Undergraduate Degree: University of Washington - Bachelor in Arts, Japanese Linguistics
SAT Verbal: 720
Learning languages, knitting and crochet, music, arts and crafts, reading
What is your teaching philosophy?
My teaching philosophy is to let students dictate their understanding based upon what they're willing to put into the learning experience. If you put in the time and the dedication, you can learn anything!
What might you do in a typical first session with a student?
In a typical first session, my student and I will go through what they know about the Japanese language. If you have experience in Japanese, we'll go through what you know and figure out where to start honing your skills. If you're brand new to the language, I'll start you on the Japanese survival basics, and we'll build your repertoire from there.
How can you help a student become an independent learner?
I encourage my students not only to learn and understand, but also to apply. Every session we do will increase your understanding of the material, and by the end of it, you will know how to use it efficiently to convey your meaning in Japanese.
How would you help a student stay motivated?
I'm full of a mix of tough love and positive encouragement. When you learn with me, you'll know that I understand the hurdles and the everyday struggle of learning a new language, and I will encourage you to pick yourself up and keep on going for your goals!
If a student has difficulty learning a skill or concept, what would you do?
If my student has difficulty with a concept, we'll practice it based on their unique needs and learning skills. We'll go over it until it's well understood, and we'll practice it until my student is absolutely confident in their ability.
How do you help students who are struggling with reading comprehension?
I encourage you to be an active thinker. Every time we read something, we'll clarify the meanings until every nuance is understood.
What strategies have you found to be most successful when you start to work with a student?
I find that teachers and tutors who can relate to their student's struggles and learning experience are the best match. I know the everyday challenges of being a student in Japanese very intimately, so approaching problems in the student's perspective helps overall understanding most effectively.
How would you help a student get excited/engaged with a subject that they are struggling in?
My students get to learn what they want to learn. Curious about how to say something? We'll learn it. Curious about culture? We'll cover it. Curious about structure? We'll go through it until you can do it confidently on your own.
What techniques would you use to be sure that a student understands the material?

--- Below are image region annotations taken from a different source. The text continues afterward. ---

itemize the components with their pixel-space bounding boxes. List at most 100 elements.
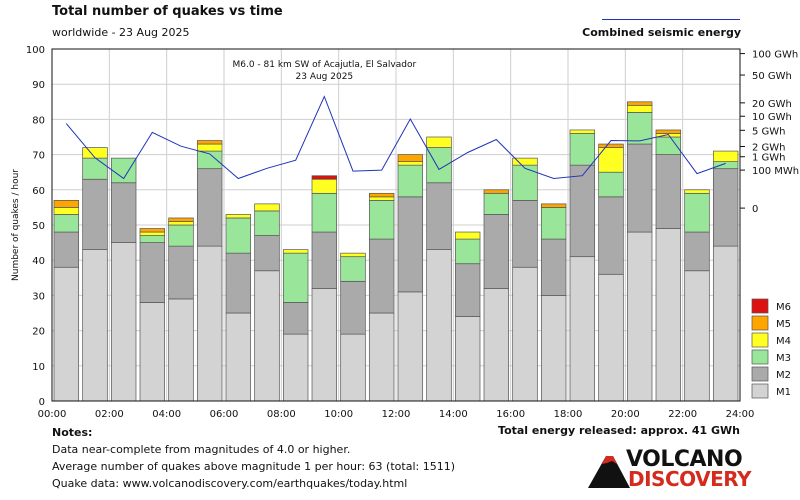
x-tick-label: 08:00 bbox=[267, 409, 296, 420]
bar-m2 bbox=[53, 231, 80, 268]
bar-m3 bbox=[139, 235, 166, 243]
bar-m3 bbox=[311, 192, 338, 233]
bar-m1 bbox=[311, 288, 338, 402]
bar-m2 bbox=[139, 242, 166, 303]
bar-m3 bbox=[168, 224, 194, 247]
bar-m4 bbox=[598, 147, 624, 173]
energy-axis-label: 10 GWh bbox=[752, 112, 792, 123]
energy-axis-label: 100 MWh bbox=[752, 166, 799, 177]
bar-m2 bbox=[684, 231, 710, 272]
bar-m4 bbox=[254, 203, 280, 212]
bar-m3 bbox=[712, 161, 739, 170]
legend-swatch-m4 bbox=[751, 332, 769, 348]
y-tick-label: 50 bbox=[32, 221, 45, 232]
y-tick-label: 30 bbox=[32, 291, 45, 302]
bar-m1 bbox=[254, 270, 280, 402]
bar-m4 bbox=[569, 129, 596, 134]
y-tick-label: 100 bbox=[26, 45, 45, 56]
energy-line bbox=[65, 95, 726, 180]
bar-m3 bbox=[512, 164, 538, 201]
bar-m1 bbox=[368, 312, 395, 402]
annotation-event: M6.0 - 81 km SW of Acajutla, El Salvador bbox=[232, 60, 416, 70]
bar-m4 bbox=[225, 214, 252, 219]
x-tick-label: 00:00 bbox=[38, 409, 67, 420]
y-tick-label: 0 bbox=[39, 397, 45, 408]
legend-swatch-m5 bbox=[751, 315, 769, 331]
bar-m1 bbox=[712, 245, 739, 402]
bar-m5 bbox=[598, 143, 624, 148]
bar-m4 bbox=[139, 231, 166, 236]
bar-m2 bbox=[454, 263, 481, 317]
bar-m5 bbox=[168, 217, 194, 222]
bar-m3 bbox=[340, 256, 366, 282]
legend-label-m3: M3 bbox=[776, 353, 791, 364]
bar-m5 bbox=[368, 192, 395, 198]
energy-axis-label: 0 bbox=[752, 204, 758, 215]
bar-m5 bbox=[540, 203, 567, 208]
x-tick-label: 18:00 bbox=[554, 409, 583, 420]
bar-m1 bbox=[397, 291, 424, 402]
bar-m1 bbox=[196, 245, 223, 402]
bar-m2 bbox=[540, 238, 567, 296]
bar-m1 bbox=[540, 295, 567, 402]
bar-m1 bbox=[655, 228, 682, 402]
x-tick-label: 20:00 bbox=[611, 409, 640, 420]
legend-label-m5: M5 bbox=[776, 319, 791, 330]
x-tick-label: 04:00 bbox=[152, 409, 181, 420]
bar-m4 bbox=[712, 150, 739, 162]
x-tick-label: 12:00 bbox=[382, 409, 411, 420]
energy-legend-label: Combined seismic energy bbox=[582, 26, 741, 39]
bar-m4 bbox=[684, 189, 710, 194]
bar-m3 bbox=[684, 192, 710, 233]
bar-m2 bbox=[426, 182, 452, 250]
y-axis-title: Number of quakes / hour bbox=[11, 169, 21, 281]
legend-swatch-m1 bbox=[751, 383, 769, 399]
bar-m3 bbox=[397, 164, 424, 198]
energy-legend-swatch bbox=[602, 19, 740, 20]
logo-text-top: VOLCANO bbox=[626, 447, 743, 472]
bar-m4 bbox=[282, 249, 309, 254]
bar-m4 bbox=[53, 207, 80, 215]
y-tick-label: 10 bbox=[32, 362, 45, 373]
bar-m4 bbox=[512, 157, 538, 166]
bar-m2 bbox=[311, 231, 338, 289]
x-tick-label: 14:00 bbox=[439, 409, 468, 420]
bar-m3 bbox=[368, 200, 395, 240]
x-tick-label: 06:00 bbox=[210, 409, 239, 420]
legend-swatch-m6 bbox=[751, 298, 769, 314]
bar-m3 bbox=[569, 133, 596, 166]
bar-m4 bbox=[454, 231, 481, 240]
x-tick-label: 02:00 bbox=[95, 409, 124, 420]
annotation-date: 23 Aug 2025 bbox=[296, 72, 354, 82]
bar-m4 bbox=[168, 221, 194, 226]
y-tick-label: 40 bbox=[32, 256, 45, 267]
energy-axis-label: 100 GWh bbox=[752, 50, 798, 61]
bar-m5 bbox=[397, 154, 424, 162]
bar-m4 bbox=[397, 161, 424, 166]
bar-m2 bbox=[340, 280, 366, 335]
x-tick-label: 16:00 bbox=[496, 409, 525, 420]
energy-axis-label: 50 GWh bbox=[752, 71, 792, 82]
y-tick-label: 60 bbox=[32, 186, 45, 197]
bar-m1 bbox=[53, 266, 80, 402]
volcano-icon bbox=[588, 456, 630, 488]
bar-m3 bbox=[282, 252, 309, 303]
bar-m1 bbox=[626, 231, 653, 402]
bar-m2 bbox=[598, 196, 624, 275]
bar-m1 bbox=[598, 273, 624, 402]
bar-m5 bbox=[139, 228, 166, 233]
bar-m3 bbox=[82, 157, 108, 180]
notes-title: Notes: bbox=[52, 426, 93, 439]
bar-m4 bbox=[311, 178, 338, 194]
bar-m1 bbox=[225, 312, 252, 402]
y-tick-label: 80 bbox=[32, 115, 45, 126]
legend-swatch-m2 bbox=[751, 366, 769, 382]
bar-m1 bbox=[168, 298, 194, 402]
bar-m2 bbox=[225, 252, 252, 314]
bar-m3 bbox=[53, 214, 80, 233]
bar-m2 bbox=[196, 168, 223, 247]
bar-m5 bbox=[53, 200, 80, 208]
note-completeness: Data near-complete from magnitudes of 4.… bbox=[52, 443, 351, 456]
logo-text-bottom: DISCOVERY bbox=[628, 467, 752, 491]
notes: Notes: Data near-complete from magnitude… bbox=[52, 424, 455, 492]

I ask lots of questions, and I encourage questions whenever there's confusion. We'll cover material until you understand it completely.
How do you build a student's confidence in a subject?
Conversation, writing, reading, and practice, practice, practice.
How do you evaluate a student's needs?
I take into consideration all student input about their feelings on their progress. I'll always review what we've covered at the beginning of the next session, and I'll test your skills at the end of sessions too.
How do you adapt your tutoring to the student's needs?
I'm a good listener, and providing a comfortable learning environment is my #1 priority. If you don't understand something, I'll show you new perspectives until you do.
What types of materials do you typically use during a tutoring session?
I use student textbooks and class materials first and foremost, to match their curriculum in classes. However, if a student is learning on their own, I use many resources available, including material I've compiled on my own, electronic dictionaries, and good old fashioned paper and pencil. If you have no textbook or set class curriculum, all I recommend is a basic Japanese dictionary, whether digital or in print. The one thing I do not accept is Google Translate!